– Значит, мы не купцы? – живо перебил я его. – И наш род был знатным и уважаемым при королевском дворе? Но как такое могло быть, ведь мы были евреями?
– Ваш прадед, так же, как его отец и, наверное, многие предки, был католиком, – ответил господин Лакедем. – Скажите, Исаак... я хотел сказать, господин Портос... знаете ли вы, кого в Испании и Португалии обозначали словом «конверсо»?
– «Конверсо»? – я покачал головой. – Я понимаю, что означает это слово – «обращенный». Но я не знаю, кого им называли в Испании.

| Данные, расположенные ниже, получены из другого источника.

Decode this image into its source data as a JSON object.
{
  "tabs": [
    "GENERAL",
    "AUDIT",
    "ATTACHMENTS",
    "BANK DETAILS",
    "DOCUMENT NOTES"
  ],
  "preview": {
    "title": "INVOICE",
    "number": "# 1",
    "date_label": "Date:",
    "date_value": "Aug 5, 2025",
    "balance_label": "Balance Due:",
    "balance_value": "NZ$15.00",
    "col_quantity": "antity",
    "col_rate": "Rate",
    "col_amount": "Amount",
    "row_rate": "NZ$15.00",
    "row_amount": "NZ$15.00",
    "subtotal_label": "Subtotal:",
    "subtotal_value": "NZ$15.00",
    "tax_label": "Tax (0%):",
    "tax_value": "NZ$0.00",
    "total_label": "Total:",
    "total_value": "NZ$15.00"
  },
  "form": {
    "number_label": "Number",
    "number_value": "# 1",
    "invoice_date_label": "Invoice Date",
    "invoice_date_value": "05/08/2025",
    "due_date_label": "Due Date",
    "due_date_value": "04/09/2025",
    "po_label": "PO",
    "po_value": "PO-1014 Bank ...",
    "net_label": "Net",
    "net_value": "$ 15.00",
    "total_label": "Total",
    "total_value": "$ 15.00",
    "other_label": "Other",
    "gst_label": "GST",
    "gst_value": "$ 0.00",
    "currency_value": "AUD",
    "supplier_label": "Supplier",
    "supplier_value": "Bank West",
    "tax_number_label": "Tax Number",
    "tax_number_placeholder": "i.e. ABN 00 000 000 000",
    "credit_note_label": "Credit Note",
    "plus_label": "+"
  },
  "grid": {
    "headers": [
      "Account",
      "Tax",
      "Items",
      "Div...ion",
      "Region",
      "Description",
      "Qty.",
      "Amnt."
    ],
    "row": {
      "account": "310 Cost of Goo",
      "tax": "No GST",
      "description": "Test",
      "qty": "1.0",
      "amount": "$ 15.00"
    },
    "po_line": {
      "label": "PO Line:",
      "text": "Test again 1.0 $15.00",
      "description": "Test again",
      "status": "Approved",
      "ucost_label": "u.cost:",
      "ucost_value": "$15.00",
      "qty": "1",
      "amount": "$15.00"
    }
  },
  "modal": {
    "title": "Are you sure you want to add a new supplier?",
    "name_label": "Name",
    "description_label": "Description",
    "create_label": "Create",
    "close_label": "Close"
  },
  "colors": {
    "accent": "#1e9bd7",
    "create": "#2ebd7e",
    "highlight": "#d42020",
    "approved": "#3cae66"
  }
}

– Евреев, перешедших в христианство. Их называли «конверсос», – пояснил ростовщик. – Ваши предки, господин Портос, поселились в тех землях много веков назад, еще при маврах. Когда христиане изгнали мусульман, многие евреи приняли их сторону. По прошествии какого-то времени некоторые семьи перешли в христианство. Вернее сказать, им пришлось это сделать, чтобы сохранить имущество, а частенько и жизни. В наших преданиях сохранились свидетельства столь чудовищных преследований, что порою кажется – не люди творили это, а истинные звери в человеческом обличье. Так что евреи, жившие за Пиренеями, в том числе, и предки семьи ду Пирешу, стали католиками. Как вы, наверное, догадались, мои предки поступили так же. Я думаю, господин Портос, что они, наверное, были не очень хорошими евреями. И стали, конечно, не самыми ревностными христианами. Вот таких-то «старые» христиане, испанцы и португальцы, называли «конверсос». Впрочем, есть и другое название, менее приличное, но более популярное среди простого люда – марраны. То есть – свиньи... – голос Исаака Лакедема при этом звучал бесстрастно, но руки, до того спокойно лежавшие на коленях, судорожно сжались в кулаки. Впрочем, он тут же разжал пальцы и даже улыбнулся. – Нельзя отказать простым арагонским крестьянам в изрядном остроумии: назвать свиньями тех, для кого свинья – нечистое животное. Должен вам сказать, господин Портос, что многие конверсос, несмотря на перемену веры, сохраняли старые обычаи и привычки. Например, не употребляли в пищу свинину и зайчатину. Так что, марраны – не только оскорбительное, но и меткое прозвище. Действительно: кто не ест свинину? Свиньи, разумеется! – говоря все это, Исаак Лакедем посматривал на меня с выражением такой свирепой радости, что я немедленно вспомнил ростовщика из рассказа моего верного Мушкетона и подумал, что господин Лакедем вполне мог бы вырезать у несостоятельного должника фунт мяса. Впрочем, испугавшее меня выражение быстро исчезло с лица моего собеседника, он вновь стал спокойным, а его отрешенный взгляд медленно переходил с одного предмета обстановки на другой. Словно он искал какую-то опору для продолжения рассказа.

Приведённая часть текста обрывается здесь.